Le béarnais Max MOREAU pose un regard lucide sur notre économie. Pour lui, remettre en marche la France commence avant tout par la rendre compétitive. Un point, c’est tout. Mieux travailler et plus longtemps mais aussi réformer « le mille feuille », mieux répartir les bénéfices - il est l’initiateur de la règle des 3 tiers -, faire moins de tactique et plus de stratégie à long-terme etc.
L’expert auprès de la WORLD BANK, l’ancien membre du conseil économique et social aura passé sa vie à observer mais aussi formuler des idées pour notre économie. Mais que le « temps de maturation est long ! ».
Entrepreneur, formateur, inventeur, Max MOREAU est aussi un écrivain insatiable alternant les parutions économiques et pour se détendre - le peut-il ? - les romans. Trois livres parmi d’autres : « L’Embauchoir », 120 réponses pour le plein emploi ; « Le Clandestin du Mato Grosso », les dessous de la crise financière et « L’économie hybride pratique », pour une économie créative, compétitive et solidaire. Son prochain livre paraîtra début avril aux éditions l’Harmattan sous le titre « L’économie manipulée et floutée ».
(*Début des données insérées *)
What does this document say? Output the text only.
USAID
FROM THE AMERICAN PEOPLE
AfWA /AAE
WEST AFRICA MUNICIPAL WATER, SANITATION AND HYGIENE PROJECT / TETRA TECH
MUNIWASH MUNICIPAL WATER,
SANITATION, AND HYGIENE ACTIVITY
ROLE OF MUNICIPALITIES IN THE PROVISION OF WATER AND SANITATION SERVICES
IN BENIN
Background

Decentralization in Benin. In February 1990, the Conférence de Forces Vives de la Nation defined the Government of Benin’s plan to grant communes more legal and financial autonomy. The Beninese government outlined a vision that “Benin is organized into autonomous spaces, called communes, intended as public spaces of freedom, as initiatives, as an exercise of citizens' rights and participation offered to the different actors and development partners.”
Le béarnais, observateur du monde, n’en a pas moins gardé ses attaches locales. Il vit entre Paris et Lescar, et est membre de l’Académie du Béarn et de la Garbure.

Alternatives-Paloises - La reprise des économies européenne se fait attendre. La voyez-vous arriver rapidement ?
Max MOREAU - Malheureusement pas. Nous sommes en plein dans la crise économique. Nous n’avons fait que juguler la crise financière.
Le taux de chômage va continuer à augmenter. Jusqu’à quand, je n’en sais rien. De toute façon, la France souffre d’un déficit de compétitivité et tant qu’on aura pas réglé ce problème et mis tout le monde au travail, nous nous n’en sortirons pas.

Alternatives-Paloises - Certains disent que pour régler ce problème de compétitivité, il faut doter l’Europe de droits de douanes à ses frontières pour compenser le dumping écologique et social des pays émergents ?
Max MOREAU - Trop simple et une grosse erreur. Tant qu’un pays vit en autarcie, il ne fait aucun progrès. C’est simplement se protéger pour un laps de temps déterminé. Ce qu’il faut au contraire, c’est mettre tout en œuvre pour retrouver une compétitivité interne par rapport aux autres parties du monde. La mondialisation est incontournable avec les nouveaux acteurs que sont la Chine, l’Inde... tous les pays émergents mais aussi les Etats-Unis, la Russie, le Japon, les pays pétroliers. Il nous faut être compétitif pour pouvoir leur vendre notre production.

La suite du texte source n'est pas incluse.